A trademark application can be costly and time consuming -
be sure to do it right the first time!
Once submitted, you will not be allowed to make alterations to the mark (other than ones of minor insignificance) or expand the scope of the registration.
Right! You've done your trademark searches and are satisfied that your mark is distinctive, is not immoral or offensive, does not infringe upon existing trademarks and is not likely to cause confusion?
Name of the Applicant:
The person, company or other legal entity who is applying, must be the legal owner of the mark; i.e. the entity which uses the mark or intends to use it (either itself or through a proper license/franchise structure).
Address for Correspondence:
The address can be that of the applicant or that of the legal representative. Note that this address will be on public record, so if you wish to keep your physical address private, you should submit a postal address.
The onus is on you to keep your address details updated with the Trademark Office.

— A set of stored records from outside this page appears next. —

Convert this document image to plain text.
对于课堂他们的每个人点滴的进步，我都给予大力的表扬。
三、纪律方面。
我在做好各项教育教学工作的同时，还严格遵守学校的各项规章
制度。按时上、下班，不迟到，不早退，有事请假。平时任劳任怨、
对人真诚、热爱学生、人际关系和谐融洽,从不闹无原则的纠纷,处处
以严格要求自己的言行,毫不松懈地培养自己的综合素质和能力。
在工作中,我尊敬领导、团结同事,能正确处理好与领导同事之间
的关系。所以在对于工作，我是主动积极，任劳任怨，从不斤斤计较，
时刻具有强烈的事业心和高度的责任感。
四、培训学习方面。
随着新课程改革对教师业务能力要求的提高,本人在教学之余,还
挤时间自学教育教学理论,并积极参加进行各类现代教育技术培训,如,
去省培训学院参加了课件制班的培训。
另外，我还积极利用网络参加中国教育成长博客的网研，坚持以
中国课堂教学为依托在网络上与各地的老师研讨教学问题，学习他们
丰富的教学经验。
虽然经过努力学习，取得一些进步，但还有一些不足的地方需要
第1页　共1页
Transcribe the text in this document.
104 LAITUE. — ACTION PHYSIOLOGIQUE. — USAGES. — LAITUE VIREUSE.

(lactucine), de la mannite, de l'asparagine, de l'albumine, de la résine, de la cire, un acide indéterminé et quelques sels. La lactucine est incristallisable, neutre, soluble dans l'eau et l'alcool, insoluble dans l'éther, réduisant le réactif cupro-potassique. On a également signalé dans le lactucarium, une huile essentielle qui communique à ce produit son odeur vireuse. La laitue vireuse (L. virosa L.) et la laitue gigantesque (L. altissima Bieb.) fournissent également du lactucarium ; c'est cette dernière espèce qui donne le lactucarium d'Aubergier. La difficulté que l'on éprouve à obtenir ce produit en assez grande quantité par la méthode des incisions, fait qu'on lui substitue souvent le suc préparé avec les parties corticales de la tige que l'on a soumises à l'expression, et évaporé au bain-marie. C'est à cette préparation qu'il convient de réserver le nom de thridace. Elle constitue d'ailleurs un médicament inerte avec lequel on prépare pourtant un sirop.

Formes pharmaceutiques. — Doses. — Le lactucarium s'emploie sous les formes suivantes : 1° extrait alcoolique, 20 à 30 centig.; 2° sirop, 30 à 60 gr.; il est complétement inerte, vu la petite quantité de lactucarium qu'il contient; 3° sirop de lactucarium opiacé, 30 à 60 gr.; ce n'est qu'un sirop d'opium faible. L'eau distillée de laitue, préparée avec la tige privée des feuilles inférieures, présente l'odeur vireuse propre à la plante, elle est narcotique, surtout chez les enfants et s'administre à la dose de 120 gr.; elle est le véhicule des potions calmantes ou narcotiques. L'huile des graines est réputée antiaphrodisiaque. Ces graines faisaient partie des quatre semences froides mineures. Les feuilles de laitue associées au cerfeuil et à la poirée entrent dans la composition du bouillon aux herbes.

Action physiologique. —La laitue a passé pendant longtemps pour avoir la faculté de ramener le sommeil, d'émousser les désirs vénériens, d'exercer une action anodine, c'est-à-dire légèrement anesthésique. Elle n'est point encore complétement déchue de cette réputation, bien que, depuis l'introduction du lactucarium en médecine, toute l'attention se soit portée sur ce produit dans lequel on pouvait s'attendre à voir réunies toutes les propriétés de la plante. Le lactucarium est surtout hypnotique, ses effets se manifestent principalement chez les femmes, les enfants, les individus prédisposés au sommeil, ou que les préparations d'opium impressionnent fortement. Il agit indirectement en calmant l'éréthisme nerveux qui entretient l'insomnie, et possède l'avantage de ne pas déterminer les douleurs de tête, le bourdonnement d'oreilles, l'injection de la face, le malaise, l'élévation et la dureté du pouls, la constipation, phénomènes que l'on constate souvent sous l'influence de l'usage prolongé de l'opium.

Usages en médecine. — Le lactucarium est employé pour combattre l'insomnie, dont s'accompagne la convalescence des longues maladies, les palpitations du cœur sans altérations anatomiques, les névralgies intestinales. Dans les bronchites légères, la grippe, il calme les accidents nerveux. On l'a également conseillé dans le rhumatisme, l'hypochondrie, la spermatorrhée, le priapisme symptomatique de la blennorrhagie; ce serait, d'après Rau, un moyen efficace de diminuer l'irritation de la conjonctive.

Details of the Goods or Services:
Trademarks by definition will be used upon goods or for services. For the purposes of trademark registration, all goods and services are categorized into "classes" - about 43 in all.
You need to specify a class (or more than one class) and then list the specific goods or services within that class for which you are applying for registration.
It is important to note that you cannot add goods or services once you've submitted the application.
Another application will have to be made for additional goods or services. The cost of electronic filing (if available in your country) is generally less expensive than paper filing and in some countries the fee for the additional classes may be discounted.
Basis for Filing:
Goods: If you base your trademark application on current use in commerce, you need to supply proof thereof (a "specimen" of use or "exhibit"). Photographs of the actual product displaying the mark, a label, packaging or display material can be submitted. This must be a accompanied by a declaration that the mark is in use, the date of first use and some references to the commercial activity.
Your claim of use must be bona fide. You cannot print your mark on a couple of t-shirts simply to reserve rights in a mark. Stationery, invoices or brochures displaying the mark are not acceptable proof for the use on goods.
Services: The same applies. You can submit advertisements of your business as well as corporate stationery and brochures as proof of use in commerce, (for a service mark).
Intent to Use: If you are not using the mark yet, you can file on a bona fide (good faith) Intent to Use basis. This acts as a "provisional application", but there's a time limit within which you need to prove actual use.
Quite often Intent to Use is the basis for filing in countries other than your own and can be done with a single filing in other member countries under the Madrid Protocol.
NOTE: Links to all the relevant Trademark resources are available on our Intellectual Property page.
A Clear Drawing of the Mark:
The simplest marks would just be words, numbers, or a combination, without claim to a specific font, color or size. The simplicity registration gives protection for all forms of the work. It may be a requirement of your Trademarks Office to specify a series of marks i.e. Upper case, lower case etc.
You can specify a font type and/or color in which case you need to state exactly how the color will be used and give a recognized color reference, for Example Pantone® 032.
If your mark consists of or includes a design element - e.g. a logo - you need to submit an exact drawing of the mark and submit it in color if applicable. You should restrict your drawing to an A4 sized image for manual submissions and to 8cm x 8cm for electronic or international submissions.
If the trademark application is for anything but a graphic image, you can submit videotapes, audiotapes etc. Sound marks can also be submitted electronically, if accepted by the country's trademark law.
The signatory on the trademark application must have legal authority to do so. The signature must be either that of the legal owner or a duly appointed agent. For online filing there will be instructions on how to create an "electronic signature".
The official web sites of most countries provide very clear instructions to enable you to file your own trademark application.
However, there is no substitute for suitable legal counsel. Experienced trademark lawyers can refine your search for existing trademarks, advise on the classes for which you should register and handle queries, limitations or opposition to your application.